The benchmarks, published by Twitterific developer Craig Hockenberry, compared the performance of iPad running iPhone OS 3.2 against a stock iPhone 3GS running version 3.0.

Overall, the tests assigned iPad a performance edge of between 1.5 and 3.9 times better results. "On average," Hockenberry wrote, "the iPad is about twice as fast as the iPhone 3GS when executing native (Cocoa Touch) applications. Great news for developers, because it gives us much more flexibility when creating our apps."

JavaScript performance was up as well, although with slightly less of a jump, ranging from 1.2 to 2.4 times the improvement.

Compared to the original iPhone running 2.0 software, iPad's increase in performance ranged from 12 to 8,750 times as fast in the same battery of tests.

What makes it faster?

Users observing the remarkably faster performance of iPad's user interface originally guessed that the new device was packing a much faster generation of ARM technology, or perhaps multiple cores, or perhaps much more system RAM. But recent revelations by iFixit and others have indicated that none of those specifications have changed over last year's iPhone 3GS.
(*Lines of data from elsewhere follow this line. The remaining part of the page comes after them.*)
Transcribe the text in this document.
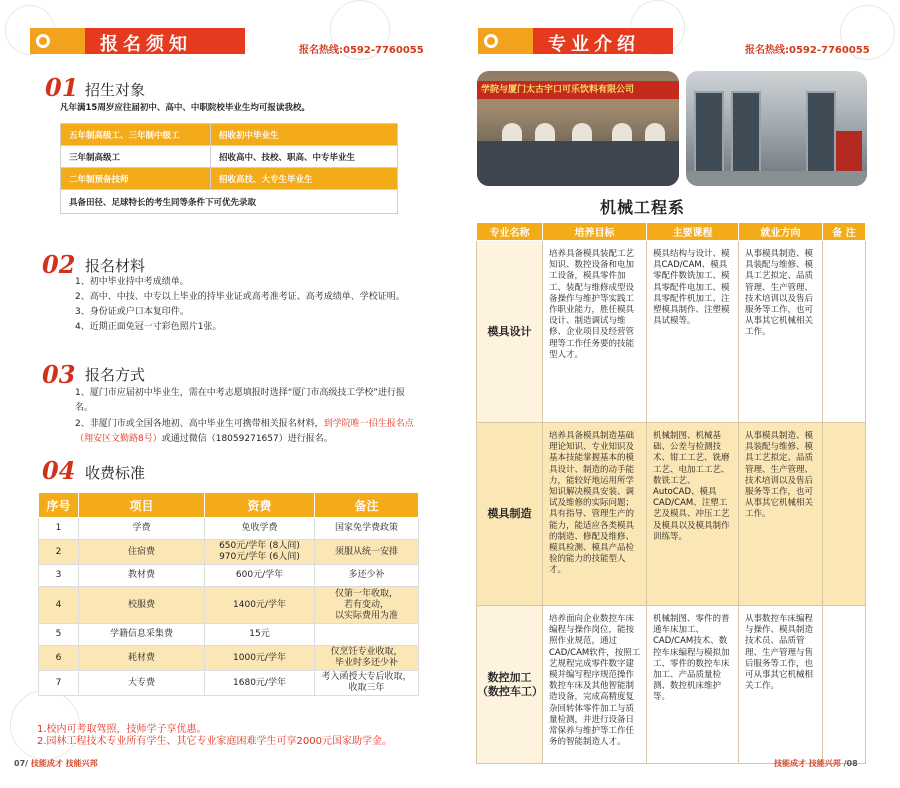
报名须知	报名热线:0592-7760055
01 招生对象
凡年满15周岁应往届初中、高中、中职院校毕业生均可报读我校。
五年制高级工、三年制中级工	招收初中毕业生
三年制高级工	招收高中、技校、职高、中专毕业生
二年制预备技师	招收高技、大专生毕业生
具备田径、足球特长的考生同等条件下可优先录取	
02 报名材料
1、初中毕业持中考成绩单。
2、高中、中技、中专以上毕业的持毕业证或高考准考证、高考成绩单、学校证明。
3、身份证或户口本复印件。
4、近期正面免冠一寸彩色照片1张。
03 报名方式
1、厦门市应届初中毕业生，需在中考志愿填报时选择“厦门市高级技工学校”进行报名。
2、非厦门市或全国各地初、高中毕业生可携带相关报名材料，到学院唯一招生报名点（翔安区文勤路8号）或通过微信（18059271657）进行报名。
04 收费标准
序号	项目	资费	备注
1	学费	免收学费	国家免学费政策
2	住宿费	650元/学年 (8人间)
970元/学年 (6人间)	须服从统一安排
3	教材费	600元/学年	多还少补
4	校服费	1400元/学年	仅第一年收取，
若有变动，
以实际费用为准
5	学籍信息采集费	15元	
6	耗材费	1000元/学年	仅烹饪专业收取，
毕业时多还少补
7	大专费	1680元/学年	考入函授大专后收取，
收取三年
1.校内可考取驾照，技师学子享优惠。
2.园林工程技术专业所有学生、其它专业家庭困难学生可享2000元国家助学金。
07/ 技能成才 技能兴邦
专业介绍	报名热线:0592-7760055
学院与厦门太古宇口可乐饮料有限公司
机械工程系
专业名称	培养目标	主要课程	就业方向	备 注
模具设计	培养具备模具装配工艺知识、数控设备和电加工设备，模具零件加工、装配与维修成型设备操作与维护等实践工作职业能力，胜任模具设计、制造调试与维修、企业项目及经营管理等工作任务要的技能型人才。	模具结构与设计、模具CAD/CAM、模具零配件数铣加工、模具零配件电加工、模具零配件机加工、注塑模具制作、注塑模具试模等。	从事模具制造、模具装配与维修、模具工艺拟定、品质管理、生产管理、技术培训以及售后服务等工作，也可从事其它机械相关工作。	
模具制造	培养具备模具制造基础理论知识、专业知识及基本技能掌握基本的模具设计、制造的动手能力，能较好地运用所学知识解决模具安装、调试及维修的实际问题；具有指导、管理生产的能力，能适应各类模具的制造、修配及维修、模具检测、模具产品检验的能力的技能型人才。	机械制图、机械基础、公差与检测技术、钳工工艺、铣磨工艺、电加工工艺、数铣工艺、AutoCAD、模具CAD/CAM、注塑工艺及模具、冲压工艺及模具以及模具制作训练等。	从事模具制造、模具装配与维修、模具工艺拟定、品质管理、生产管理、技术培训以及售后服务等工作，也可从事其它机械相关工作。	
数控加工
（数控车工）	培养面向企业数控车床编程与操作岗位，能按照作业规范，通过CAD/CAM软件，按照工艺规程完成零件数字建模并编写程序规范操作数控车床及其他智能制造设备，完成高精度复杂回转体零件加工与质量检测，并进行设备日常保养与维护等工作任务的智能制造人才。	机械制图、零件的普通车床加工、CAD/CAM技术、数控车床编程与模拟加工、零件的数控车床加工、产品质量检测、数控机床维护等。	从事数控车床编程与操作、模具制造技术员、品质管理、生产管理与售后服务等工作，也可从事其它机械相关工作。	
技能成才 技能兴邦 /08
What has appeared to change, according to David Carey, vice president of technical intelligence at UBM TechInsights, is that "the DRAMs used in the iPad read and write data in 64-bit chunks."

The Wall Street Journal report citing Carey said this was "one potential reason why reviewers have called the iPad surprisingly fast."

"That helps it move a lot of data a lot faster," Carey told the Journal. "You are getting two to three times as many bits as would be characteristic in such products."

Additionally, while Apple's A4 SoC used by iPad is understood to incorporate on the Cortex A8 generation of ARM cores, its likely that Apple has introduced its own optimizations to accelerate how apps run, leveraging its expertise as the iPhone OS' software development creator.